Kwanzaa was invented by Maulana Karenga, born Ron Everett, who was the leader of a black nationalist group that was prevalent in the '60s called the United Slaves. Karenga was an avid Marxist who was convicted on felony counts of assault and false imprisonment.
Karenga took the name Kwanzaa from the Swahili phrase "matunda y kwanza" which translates into "first fruits of the harvest." In her article, Atwel quotes a 2000 interview Karenga did with Belief.net where he said, "A central model for Kwanzaa is umkhosi or the Zulu first-fruit celebration which is seven days and is celebrated about this time,"
Karenga continued, "Other first-fruit celebrations were celebrated at the end of the old year and the beginning of the New Year such as Pert-em-Min of ancient Egypt. So, Kwanzaa's model is older than Christmas and Hanukkah and thus does not borrow from them or seek to imitate them."
Kwanzaa's window dressing is an exact mish-mash of Christmas and Hanukkah. Like Hanukkah, it is celebrated across a series of days (although seven instead of eight) with a candle lit each night. Kwanzaa candles are meant to represent feelings and broad ideas like purpose and unity. Then at the end of the seven days everyone celebrates by giving gifts, like Christmas.
Karenga created the holiday because he believe Christmas was too white. Christmas is a tradition honoring the birth of the Son of God, according to Christian doctrine, who was also man. The doctrine of Christianity, which originated in the Middle East, explicitly states it is for all nations and is designed to transcend color, ethnicity, and creed.
But Atwel quotes a Time piece where Karenga said he created Kwanzaa because black people had no holidays of their own.

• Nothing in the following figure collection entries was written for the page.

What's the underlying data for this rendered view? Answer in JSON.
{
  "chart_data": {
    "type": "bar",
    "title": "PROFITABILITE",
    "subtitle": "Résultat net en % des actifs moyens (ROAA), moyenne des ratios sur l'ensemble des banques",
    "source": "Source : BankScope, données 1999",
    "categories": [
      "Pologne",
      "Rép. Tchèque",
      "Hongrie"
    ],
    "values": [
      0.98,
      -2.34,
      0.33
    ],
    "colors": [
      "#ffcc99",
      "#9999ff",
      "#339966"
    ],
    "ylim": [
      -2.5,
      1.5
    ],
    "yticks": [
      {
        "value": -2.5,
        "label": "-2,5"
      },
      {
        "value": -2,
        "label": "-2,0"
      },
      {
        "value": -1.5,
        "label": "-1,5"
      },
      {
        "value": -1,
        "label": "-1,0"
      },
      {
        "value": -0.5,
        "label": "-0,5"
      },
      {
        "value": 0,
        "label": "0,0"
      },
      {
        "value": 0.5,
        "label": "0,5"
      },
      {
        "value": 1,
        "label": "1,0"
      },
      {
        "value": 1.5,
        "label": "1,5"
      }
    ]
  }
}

A Federalist article titled, "Kwanzaa Is A Fake Holiday Invented By A Criminal Marxist" notes that leftists inflate the holiday's cultural significance despite the criminal past of its creator. One example is the Los Angeles Times Op-Ed, "The dark side of Kwanzaa’s founder can’t extinguish the holiday’s beacon."

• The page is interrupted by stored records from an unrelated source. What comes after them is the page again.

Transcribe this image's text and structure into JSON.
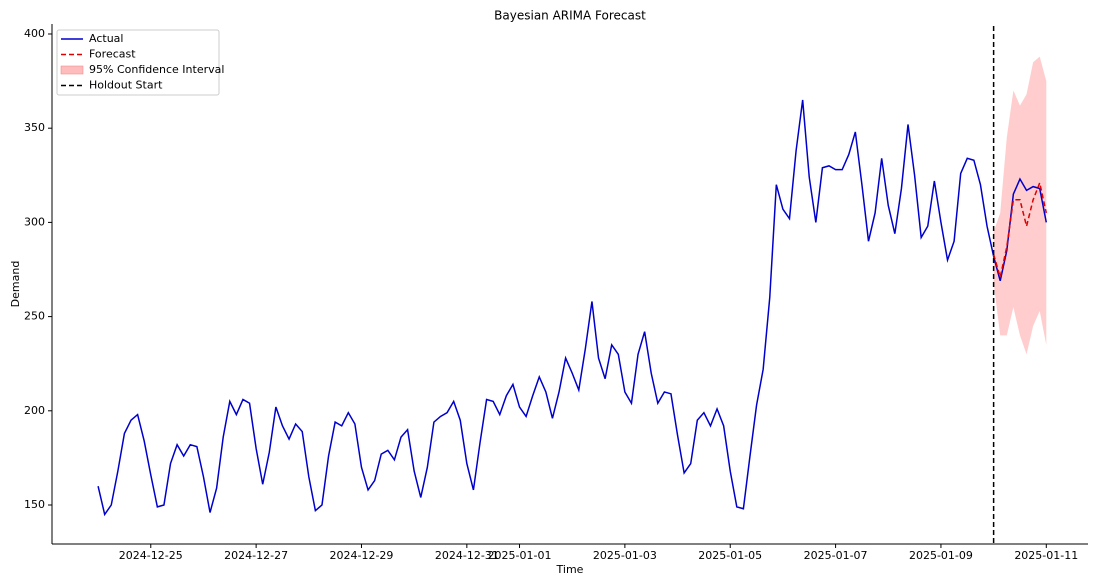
{
  "chart_data": {
    "type": "line",
    "title": "Bayesian ARIMA Forecast",
    "x_label": "Time",
    "y_label": "Demand",
    "xlim": [
      "2024-12-23 03:00",
      "2025-01-11 19:00"
    ],
    "xticks": [
      "2024-12-25",
      "2024-12-27",
      "2024-12-29",
      "2024-12-31",
      "2025-01-01",
      "2025-01-03",
      "2025-01-05",
      "2025-01-07",
      "2025-01-09",
      "2025-01-11"
    ],
    "ylim": [
      129.3,
      405.3
    ],
    "yticks": [
      150,
      200,
      250,
      300,
      350,
      400
    ],
    "grid": false,
    "legend": "upper left",
    "series": [
      {
        "name": "Actual",
        "color": "#0000cc",
        "dashed": false,
        "x": [
          "2024-12-24 00:00",
          "2024-12-24 03:00",
          "2024-12-24 06:00",
          "2024-12-24 09:00",
          "2024-12-24 12:00",
          "2024-12-24 15:00",
          "2024-12-24 18:00",
          "2024-12-24 21:00",
          "2024-12-25 00:00",
          "2024-12-25 03:00",
          "2024-12-25 06:00",
          "2024-12-25 09:00",
          "2024-12-25 12:00",
          "2024-12-25 15:00",
          "2024-12-25 18:00",
          "2024-12-25 21:00",
          "2024-12-26 00:00",
          "2024-12-26 03:00",
          "2024-12-26 06:00",
          "2024-12-26 09:00",
          "2024-12-26 12:00",
          "2024-12-26 15:00",
          "2024-12-26 18:00",
          "2024-12-26 21:00",
          "2024-12-27 00:00",
          "2024-12-27 03:00",
          "2024-12-27 06:00",
          "2024-12-27 09:00",
          "2024-12-27 12:00",
          "2024-12-27 15:00",
          "2024-12-27 18:00",
          "2024-12-27 21:00",
          "2024-12-28 00:00",
          "2024-12-28 03:00",
          "2024-12-28 06:00",
          "2024-12-28 09:00",
          "2024-12-28 12:00",
          "2024-12-28 15:00",
          "2024-12-28 18:00",
          "2024-12-28 21:00",
          "2024-12-29 00:00",
          "2024-12-29 03:00",
          "2024-12-29 06:00",
          "2024-12-29 09:00",
          "2024-12-29 12:00",
          "2024-12-29 15:00",
          "2024-12-29 18:00",
          "2024-12-29 21:00",
          "2024-12-30 00:00",
          "2024-12-30 03:00",
          "2024-12-30 06:00",
          "2024-12-30 09:00",
          "2024-12-30 12:00",
          "2024-12-30 15:00",
          "2024-12-30 18:00",
          "2024-12-30 21:00",
          "2024-12-31 00:00",
          "2024-12-31 03:00",
          "2024-12-31 06:00",
          "2024-12-31 09:00",
          "2024-12-31 12:00",
          "2024-12-31 15:00",
          "2024-12-31 18:00",
          "2024-12-31 21:00",
          "2025-01-01 00:00",
          "2025-01-01 03:00",
          "2025-01-01 06:00",
          "2025-01-01 09:00",
          "2025-01-01 12:00",
          "2025-01-01 15:00",
          "2025-01-01 18:00",
          "2025-01-01 21:00",
          "2025-01-02 00:00",
          "2025-01-02 03:00",
          "2025-01-02 06:00",
          "2025-01-02 09:00",
          "2025-01-02 12:00",
          "2025-01-02 15:00",
          "2025-01-02 18:00",
          "2025-01-02 21:00",
          "2025-01-03 00:00",
          "2025-01-03 03:00",
          "2025-01-03 06:00",
          "2025-01-03 09:00",
          "2025-01-03 12:00",
          "2025-01-03 15:00",
          "2025-01-03 18:00",
          "2025-01-03 21:00",
          "2025-01-04 00:00",
          "2025-01-04 03:00",
          "2025-01-04 06:00",
          "2025-01-04 09:00",
          "2025-01-04 12:00",
          "2025-01-04 15:00",
          "2025-01-04 18:00",
          "2025-01-04 21:00",
          "2025-01-05 00:00",
          "2025-01-05 03:00",
          "2025-01-05 06:00",
          "2025-01-05 09:00",
          "2025-01-05 12:00",
          "2025-01-05 15:00",
          "2025-01-05 18:00",
          "2025-01-05 21:00",
          "2025-01-06 00:00",
          "2025-01-06 03:00",
          "2025-01-06 06:00",
          "2025-01-06 09:00",
          "2025-01-06 12:00",
          "2025-01-06 15:00",
          "2025-01-06 18:00",
          "2025-01-06 21:00",
          "2025-01-07 00:00",
          "2025-01-07 03:00",
          "2025-01-07 06:00",
          "2025-01-07 09:00",
          "2025-01-07 12:00",
          "2025-01-07 15:00",
          "2025-01-07 18:00",
          "2025-01-07 21:00",
          "2025-01-08 00:00",
          "2025-01-08 03:00",
          "2025-01-08 06:00",
          "2025-01-08 09:00",
          "2025-01-08 12:00",
          "2025-01-08 15:00",
          "2025-01-08 18:00",
          "2025-01-08 21:00",
          "2025-01-09 00:00",
          "2025-01-09 03:00",
          "2025-01-09 06:00",
          "2025-01-09 09:00",
          "2025-01-09 12:00",
          "2025-01-09 15:00",
          "2025-01-09 18:00",
          "2025-01-09 21:00",
          "2025-01-10 00:00",
          "2025-01-10 03:00",
          "2025-01-10 06:00",
          "2025-01-10 09:00",
          "2025-01-10 12:00",
          "2025-01-10 15:00",
          "2025-01-10 18:00",
          "2025-01-10 21:00",
          "2025-01-11 00:00"
        ],
        "values": [
          160,
          145,
          150,
          168,
          188,
          195,
          198,
          184,
          166,
          149,
          150,
          172,
          182,
          176,
          182,
          181,
          165,
          146,
          159,
          186,
          205,
          198,
          206,
          204,
          180,
          161,
          178,
          202,
          192,
          185,
          193,
          189,
          165,
          147,
          150,
          176,
          194,
          192,
          199,
          193,
          170,
          158,
          163,
          177,
          179,
          174,
          186,
          190,
          168,
          154,
          170,
          194,
          197,
          199,
          205,
          195,
          172,
          158,
          183,
          206,
          205,
          198,
          208,
          214,
          202,
          197,
          208,
          218,
          210,
          196,
          210,
          228,
          220,
          211,
          233,
          258,
          228,
          217,
          235,
          230,
          210,
          204,
          230,
          242,
          220,
          204,
          210,
          209,
          187,
          167,
          172,
          195,
          199,
          192,
          201,
          192,
          168,
          149,
          148,
          176,
          203,
          222,
          260,
          320,
          307,
          302,
          338,
          365,
          324,
          300,
          329,
          330,
          328,
          328,
          336,
          348,
          320,
          290,
          305,
          334,
          309,
          294,
          318,
          352,
          325,
          292,
          298,
          322,
          300,
          280,
          290,
          326,
          334,
          333,
          320,
          298,
          282,
          269,
          285,
          315,
          323,
          317,
          319,
          318,
          300
        ]
      },
      {
        "name": "Forecast",
        "color": "#e00000",
        "dashed": true,
        "x": [
          "2025-01-10 00:00",
          "2025-01-10 03:00",
          "2025-01-10 06:00",
          "2025-01-10 09:00",
          "2025-01-10 12:00",
          "2025-01-10 15:00",
          "2025-01-10 18:00",
          "2025-01-10 21:00",
          "2025-01-11 00:00"
        ],
        "values": [
          283,
          271,
          287,
          312,
          312,
          298,
          312,
          321,
          305
        ]
      }
    ],
    "interval": {
      "name": "95% Confidence Interval",
      "color": "#ffbcbc",
      "lower": [
        268,
        240,
        240,
        255,
        240,
        230,
        245,
        253,
        235
      ],
      "upper": [
        295,
        305,
        345,
        370,
        362,
        368,
        385,
        388,
        375
      ]
    },
    "holdout": {
      "name": "Holdout Start",
      "color": "#000000",
      "x": "2025-01-10 00:00"
    }
  }
}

In 1971, the Los Angeles Times quotes the testimony of one of Karenga's victims: "Deborah Jones, who once was given the Swahili title of an African queen, said she and Gail Davis were whipped with an electrical cord and beaten with a karate baton after being ordered to remove their clothes. She testified that a hot soldering iron was placed in Miss Davis' mouth and placed against Miss Davis' face and that one of her own big toes was tightened in a vise. Karenga, head of US, also put detergent and running hoses in their mouths, she said. They also were hit on the heads with toasters."Karenga's concept of Pert-em-Min comes from the Egyptian Book of the Dead, popular in Barnes and Noble discount aisles.